Bob Jones authored the following in his book, “Golf is my game.”

“Our overall aim at the Augusta National has been to provide a golf

course of considerable natural beauty, relatively easy for the average golfer

to play, and at the same time testing for the expert player striving to better

par figures. We hope to make bogies easy if frankly sought, pars readily

obtainable by standard good play and birdies, except on the par fives,

dearly bought. Obviously, with a course as wide open as needed to

accommodate the average golfer, we can only tighten it up by increasing

the difficulty of play around the hole. This we attempt to do during the

tournament by placing the flags in more difficult and exacting positions and

by increasing the speed of the greens.
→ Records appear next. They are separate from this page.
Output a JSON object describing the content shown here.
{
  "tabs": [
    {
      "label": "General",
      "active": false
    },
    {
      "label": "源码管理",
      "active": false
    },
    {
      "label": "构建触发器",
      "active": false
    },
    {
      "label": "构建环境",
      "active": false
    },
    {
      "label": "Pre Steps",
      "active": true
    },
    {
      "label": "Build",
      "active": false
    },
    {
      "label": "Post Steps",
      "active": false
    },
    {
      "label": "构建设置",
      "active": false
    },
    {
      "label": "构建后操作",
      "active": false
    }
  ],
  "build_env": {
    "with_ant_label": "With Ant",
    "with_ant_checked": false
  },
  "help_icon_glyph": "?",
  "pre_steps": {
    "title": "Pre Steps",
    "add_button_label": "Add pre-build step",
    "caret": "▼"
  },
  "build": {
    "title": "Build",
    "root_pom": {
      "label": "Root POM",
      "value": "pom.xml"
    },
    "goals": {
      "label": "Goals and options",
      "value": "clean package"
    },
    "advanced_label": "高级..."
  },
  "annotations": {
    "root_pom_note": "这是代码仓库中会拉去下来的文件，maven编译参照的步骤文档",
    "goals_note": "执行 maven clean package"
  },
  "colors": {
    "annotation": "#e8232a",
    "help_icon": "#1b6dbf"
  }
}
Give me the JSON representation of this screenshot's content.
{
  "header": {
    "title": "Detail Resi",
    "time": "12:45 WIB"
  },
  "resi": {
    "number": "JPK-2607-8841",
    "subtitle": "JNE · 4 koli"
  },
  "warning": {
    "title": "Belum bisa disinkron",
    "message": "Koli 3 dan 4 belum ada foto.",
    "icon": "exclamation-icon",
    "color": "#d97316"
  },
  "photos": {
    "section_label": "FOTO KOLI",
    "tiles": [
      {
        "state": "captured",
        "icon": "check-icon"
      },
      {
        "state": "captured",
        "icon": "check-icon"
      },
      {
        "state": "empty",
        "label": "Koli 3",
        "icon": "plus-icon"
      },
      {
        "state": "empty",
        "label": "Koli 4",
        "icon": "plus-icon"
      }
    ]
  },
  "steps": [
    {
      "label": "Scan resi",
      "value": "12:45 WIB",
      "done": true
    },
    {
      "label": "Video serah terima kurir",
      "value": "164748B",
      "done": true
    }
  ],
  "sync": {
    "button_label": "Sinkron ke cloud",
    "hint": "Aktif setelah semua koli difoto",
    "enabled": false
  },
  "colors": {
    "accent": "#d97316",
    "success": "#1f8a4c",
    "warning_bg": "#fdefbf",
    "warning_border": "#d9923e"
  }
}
Additionally, we try to maintain our

greens of such firmness that they will only hold a well-played shot.”

Nothing has really changed at Augusta since Jones made that assessment

decades ago.

An interesting factoid about Jones is that his father played baseball at

the University of Georgia.

When Dan Magill, Georgia legend, was writing sports for the Atlanta

Journal following World War II, Magill asked Jones why he did not follow in

his father’s footsteps and enroll in Athens.

Jones explained that he loved “East Lake Golf Course,” so much that

he could not take himself away from the course that nurtured him and his

golf game. Although Magill did not insult the great golf champion, he,

nonetheless, did not understand why a man born into a Bulldog family did

not follow in the footsteps of the patriarch.

Now that the great championship, the first major of the year, is

underway, there is rejoicing that the golf course is in peak condition. The

best players in the world are here, and it is easy to forecast that great

excitement will follow. The pre-event atmosphere certainly makes one come to that conclusion.